植物学者・槙野万太郎(神木隆之介)と、その妻・寿恵子(浜辺美波)の波乱万丈な生涯を描く、連続テレビ小説「らんまん」。今回、寿恵子の叔母・みえを演じる宮澤エマに、再び登場しての思いや、寿恵子との再会シーンについて話を聞いた。


――久しぶりにみえが「らんまん」に登場しました。再び演じられていかがですか?
物語後半にみえが再登場することは聞いていましたが、大きな料亭を切り盛りしていることに驚きました。劇中で描かれていない10年の間に、料亭「巳佐登」をこんなに繁盛させているなんて、仕事がすごくできる女性ですよね。ミーハーなだけではないことが分かって、なんだかうれしかったです(笑)。

物語序盤、みえは、寿恵子が高藤さん(伊礼彼方)との玉のこしに乗れるよう世話を焼いていました。視聴者の方には、寿恵子と万太郎の恋路を邪魔するうるさい叔母さんに思われたかもしれません(笑)。「地位のある男性と結婚することが女性の幸せ」というみえの考えが、正解ということではありませんが、寿恵子の将来を思っての言動でした。その思いが空回りしたまま、寿恵子との交流が長らく途絶えてしまいます。

ですので、寿恵子がみえを頼りに「巳佐登」を訪ねてきたことは、本当にうれしかったと思います。最初は「人が掛けてやった金ぴかの梯子、無下にして。玉のこしどころか泥船に乗りこんで」ときつい言い方もしましたが、その後の「もっと早く来なさいよ」という言葉が、みえの本心だと思います。10年間、寿恵子が訪ねてくるのをずっと待っていたんでしょうね。

©NHK

――演じる上で意識されたことはありますか?
「白梅堂」にたびたびやってくる世話焼きの叔母ではなく、料亭を仕切るおかみという立場で再登場するので、以前と比べて声色も穏やかに、どっしりとかまえることを意識しています。

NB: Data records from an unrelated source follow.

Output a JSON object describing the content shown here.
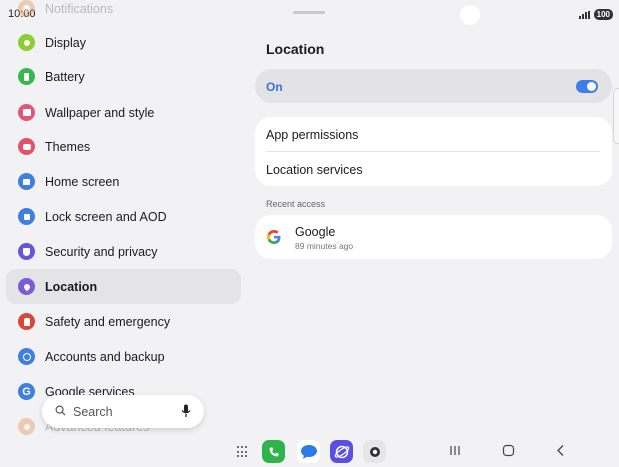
{
  "status_bar": {
    "time": "10:00",
    "battery": "100"
  },
  "sidebar": {
    "items": [
      {
        "label": "Notifications",
        "icon": "bell-icon",
        "color": "#e0883a"
      },
      {
        "label": "Display",
        "icon": "sun-icon",
        "color": "#8ccf35"
      },
      {
        "label": "Battery",
        "icon": "battery-icon",
        "color": "#38b84a"
      },
      {
        "label": "Wallpaper and style",
        "icon": "wallpaper-icon",
        "color": "#e25577"
      },
      {
        "label": "Themes",
        "icon": "themes-icon",
        "color": "#e05565"
      },
      {
        "label": "Home screen",
        "icon": "home-icon",
        "color": "#3f7fe0"
      },
      {
        "label": "Lock screen and AOD",
        "icon": "lock-icon",
        "color": "#3f7fe0"
      },
      {
        "label": "Security and privacy",
        "icon": "shield-icon",
        "color": "#6a55d8"
      },
      {
        "label": "Location",
        "icon": "location-pin-icon",
        "color": "#7a5cd8"
      },
      {
        "label": "Safety and emergency",
        "icon": "emergency-icon",
        "color": "#d9473a"
      },
      {
        "label": "Accounts and backup",
        "icon": "sync-icon",
        "color": "#3f7fe0"
      },
      {
        "label": "Google services",
        "icon": "google-icon",
        "color": "#3f7fe0"
      },
      {
        "label": "Advanced features",
        "icon": "gear-plus-icon",
        "color": "#e0883a"
      }
    ]
  },
  "search": {
    "label": "Search"
  },
  "location": {
    "title": "Location",
    "toggle_label": "On",
    "toggle_on": true,
    "options": [
      "App permissions",
      "Location services"
    ],
    "recent_header": "Recent access",
    "recent": [
      {
        "name": "Google",
        "time": "89 minutes ago"
      }
    ]
  },
  "taskbar": {
    "apps": [
      "apps-grid-icon",
      "phone-app-icon",
      "messages-app-icon",
      "internet-app-icon",
      "camera-app-icon"
    ],
    "nav": [
      "recents-button",
      "home-button",
      "back-button"
    ]
  }
}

時代の流れには相変わらず敏感ですよね。それがいちばん表れているのが髪型。寿恵子たちは日本髪ですが、みえの髪形は当時の流行を先取りした、ひさし髪なんです。先進的で新しい物好きのみえをよく表している髪型だと思います。

――浜辺美波さんと再び一緒に演じられていかがですか?
浜辺さんは、こちらが打ったものをキャッチして、絶対に投げ返してくださる役者さんです。私は、リハーサルと本番で芝居が変化することがあるのですが、浜辺さんは毎回まっすぐに受け取って、そのとき感じた思いを素直に表現してくださいます。撮影当初は、寿恵子とみえの関係性が深く描かれていない中でのお芝居が多かったですが、安心して演じることができました。

――寿恵子との再会のシーンは、とても印象深かったです。
そうですね。実はこのシーン、寿恵子を抱き寄せるのではなく、手を握るパターンも撮影していました。2人の位置が少し離れていたこともあり、抱き寄せることが当初難しかったんです。けれど、手を握るだけというのは、ちょっと違うのかなと感じまして。

10年ぶりの再会ですから、みえはすぐに寿恵子を抱きしめたいだろうなと思ったんです。でも、そこはみえさんらしく、最初に言いたいことをズバッと言うんですよね。おそらく、伝えたいことを先に話した方が、これまでのわだかまりがなくなると思ってのことでしょう。その後、寿恵子をぎゅっと抱きしめます。寿恵子の温もりを感じた瞬間、「再会できて本当によかった」という感情が、自然とあふれ出てきました。

また、私の目をずっと見つめてくださる浜辺さんの表情に、「かわいいめいの頼みなら…」という叔母ならではの感情が、おのずと出てきて(笑)。温かい空気感を作り上げてくださった浜辺さんのおかげで、すてきなシーンになったと思います。

――最後に、視聴者へのメッセージをお願いします!
みえと再会し、「巳佐登」で働くことになった寿恵子。みえや個性的な仲居さんたちとの交流は、寿恵子の大きな財産となります。ここから寿恵子や万太郎さんの人生が、さらにドラマチックに変化していくのか…ぜひ注目してもらえたらうれしいです。

宮澤エマ(みやざわ・えま)
11月23日生まれ、東京都出身。NHKでの主な出演作に、連続テレビ小説「おちょやん」、大河ドラマ「鎌倉殿の13人」など。